Here are some of my favorite underappreciated female characters (possible spoilers ahead):
7. Sansa Stark (Game of Thrones)
Fans are way too harsh on Sansa. Sure, Arya is a total badass with a sword and Daenerys has cool dragons, but Sansa has been through hell and back. With everything that’s happened to the Stark family, her awful marriage to Joffrey, and essentially being sold to the sadistic Ramsay Bolton, it’s amazing that she’s still alive. Life has been cruel to her but she showed a different kind of strength by learning how to protect herself, and she has come a long way from being the spoiled princess. The fact that she outsmarted a certain character last season shows that she’s becoming more cunning and knows how to use her naive image to her advantage. Westeros better watch out!
6. Starr Carter (The Hate U Give)
The Hate U Give is a heartbreaking true-to-life story about discrimination and justice. Starr Carter, a 16-year-old girl, watched her best friend get killed by a police officer right in front of her eyes. Before she even had a chance to grieve his death, it became a national news story and Starr was forced into the spotlight as the only witness to the crime.
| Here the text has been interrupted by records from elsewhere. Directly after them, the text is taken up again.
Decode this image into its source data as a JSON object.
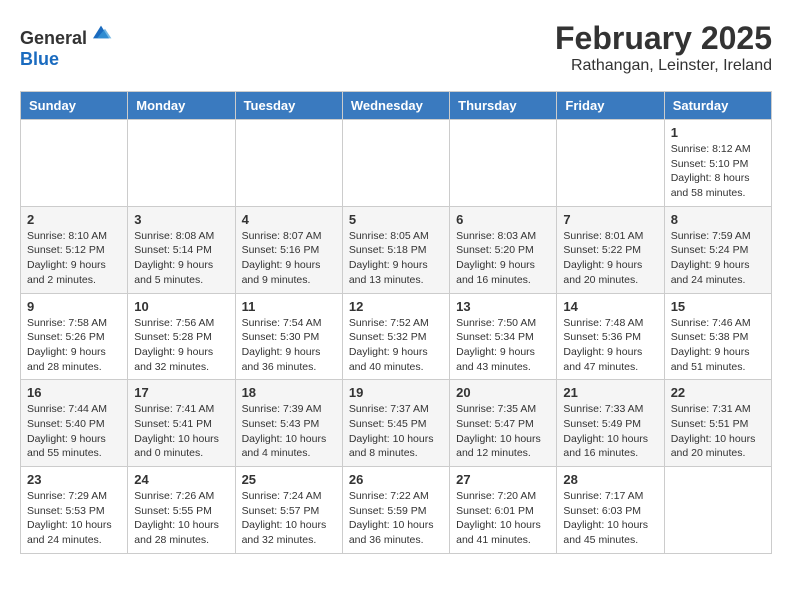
{
  "header": {
    "logo_general": "General",
    "logo_blue": "Blue",
    "month_year": "February 2025",
    "location": "Rathangan, Leinster, Ireland"
  },
  "days_of_week": [
    "Sunday",
    "Monday",
    "Tuesday",
    "Wednesday",
    "Thursday",
    "Friday",
    "Saturday"
  ],
  "weeks": [
    [
      {
        "day": "",
        "info": ""
      },
      {
        "day": "",
        "info": ""
      },
      {
        "day": "",
        "info": ""
      },
      {
        "day": "",
        "info": ""
      },
      {
        "day": "",
        "info": ""
      },
      {
        "day": "",
        "info": ""
      },
      {
        "day": "1",
        "info": "Sunrise: 8:12 AM\nSunset: 5:10 PM\nDaylight: 8 hours and 58 minutes."
      }
    ],
    [
      {
        "day": "2",
        "info": "Sunrise: 8:10 AM\nSunset: 5:12 PM\nDaylight: 9 hours and 2 minutes."
      },
      {
        "day": "3",
        "info": "Sunrise: 8:08 AM\nSunset: 5:14 PM\nDaylight: 9 hours and 5 minutes."
      },
      {
        "day": "4",
        "info": "Sunrise: 8:07 AM\nSunset: 5:16 PM\nDaylight: 9 hours and 9 minutes."
      },
      {
        "day": "5",
        "info": "Sunrise: 8:05 AM\nSunset: 5:18 PM\nDaylight: 9 hours and 13 minutes."
      },
      {
        "day": "6",
        "info": "Sunrise: 8:03 AM\nSunset: 5:20 PM\nDaylight: 9 hours and 16 minutes."
      },
      {
        "day": "7",
        "info": "Sunrise: 8:01 AM\nSunset: 5:22 PM\nDaylight: 9 hours and 20 minutes."
      },
      {
        "day": "8",
        "info": "Sunrise: 7:59 AM\nSunset: 5:24 PM\nDaylight: 9 hours and 24 minutes."
      }
    ],
    [
      {
        "day": "9",
        "info": "Sunrise: 7:58 AM\nSunset: 5:26 PM\nDaylight: 9 hours and 28 minutes."
      },
      {
        "day": "10",
        "info": "Sunrise: 7:56 AM\nSunset: 5:28 PM\nDaylight: 9 hours and 32 minutes."
      },
      {
        "day": "11",
        "info": "Sunrise: 7:54 AM\nSunset: 5:30 PM\nDaylight: 9 hours and 36 minutes."
      },
      {
        "day": "12",
        "info": "Sunrise: 7:52 AM\nSunset: 5:32 PM\nDaylight: 9 hours and 40 minutes."
      },
      {
        "day": "13",
        "info": "Sunrise: 7:50 AM\nSunset: 5:34 PM\nDaylight: 9 hours and 43 minutes."
      },
      {
        "day": "14",
        "info": "Sunrise: 7:48 AM\nSunset: 5:36 PM\nDaylight: 9 hours and 47 minutes."
      },
      {
        "day": "15",
        "info": "Sunrise: 7:46 AM\nSunset: 5:38 PM\nDaylight: 9 hours and 51 minutes."
      }
    ],
    [
      {
        "day": "16",
        "info": "Sunrise: 7:44 AM\nSunset: 5:40 PM\nDaylight: 9 hours and 55 minutes."
      },
      {
        "day": "17",
        "info": "Sunrise: 7:41 AM\nSunset: 5:41 PM\nDaylight: 10 hours and 0 minutes."
      },
      {
        "day": "18",
        "info": "Sunrise: 7:39 AM\nSunset: 5:43 PM\nDaylight: 10 hours and 4 minutes."
      },
      {
        "day": "19",
        "info": "Sunrise: 7:37 AM\nSunset: 5:45 PM\nDaylight: 10 hours and 8 minutes."
      },
      {
        "day": "20",
        "info": "Sunrise: 7:35 AM\nSunset: 5:47 PM\nDaylight: 10 hours and 12 minutes."
      },
      {
        "day": "21",
        "info": "Sunrise: 7:33 AM\nSunset: 5:49 PM\nDaylight: 10 hours and 16 minutes."
      },
      {
        "day": "22",
        "info": "Sunrise: 7:31 AM\nSunset: 5:51 PM\nDaylight: 10 hours and 20 minutes."
      }
    ],
    [
      {
        "day": "23",
        "info": "Sunrise: 7:29 AM\nSunset: 5:53 PM\nDaylight: 10 hours and 24 minutes."
      },
      {
        "day": "24",
        "info": "Sunrise: 7:26 AM\nSunset: 5:55 PM\nDaylight: 10 hours and 28 minutes."
      },
      {
        "day": "25",
        "info": "Sunrise: 7:24 AM\nSunset: 5:57 PM\nDaylight: 10 hours and 32 minutes."
      },
      {
        "day": "26",
        "info": "Sunrise: 7:22 AM\nSunset: 5:59 PM\nDaylight: 10 hours and 36 minutes."
      },
      {
        "day": "27",
        "info": "Sunrise: 7:20 AM\nSunset: 6:01 PM\nDaylight: 10 hours and 41 minutes."
      },
      {
        "day": "28",
        "info": "Sunrise: 7:17 AM\nSunset: 6:03 PM\nDaylight: 10 hours and 45 minutes."
      },
      {
        "day": "",
        "info": ""
      }
    ]
  ]
}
Racist comments and hate speech were thrown at her. She received threats from both gang members and the police. Starr was extremely afraid. Who wouldn’t be? Nevertheless, she continued to fight because she knew what was right and that her voice would make a difference.
5. Princess Carolyn (Bojack Horseman)
The ultimate example of a strong independent woman, Princess Carolyn is an ambitious career gal who trusts no one but herself. Not to mention that she’s probably one of the most responsible characters on the show. Whenever Bojack or another character screws up, Princess Carolyn is there to clean up the mess.
She’s definitely not perfect, though. No, she’s far from it. Sometimes she makes very selfish decisions and justifies it as looking out for herself. She’s self-reliant to the point it becomes self-destructive and she doesn’t ask for help when she needs it. PC tries so hard to mask her emotions because when women show even an inkling of vulnerability, we are ridiculed for it. Her imperfection is what makes her real.
4. Cher Horowitz (Clueless)
Cher Horowitz is, shockingly, a feminist icon. She appears to be a stereotypical ditzy, dumb blonde, and even though she’s smarter than people think she is, Cher also shows that there isn’t really anything wrong with who she is. She cares a lot about fashion and taking care of her appearance, and she is unapologetic about it. Who cares if guys think she’s shallow? It’s perfectly fine to be interested in make-up, clothes, and other “girly” things, and we shouldn’t let men (or anyone for that matter) make us feel bad about the things we enjoy.
Cher is also a girl’s girl in the sense that she’s loyal to and supportive of the women around her. She protects her friends and handles their conflict with maturity. Yeah, she may have engaged them in some petty fights, but she knows how to apologize when she’s wrong and take responsibility for her actions.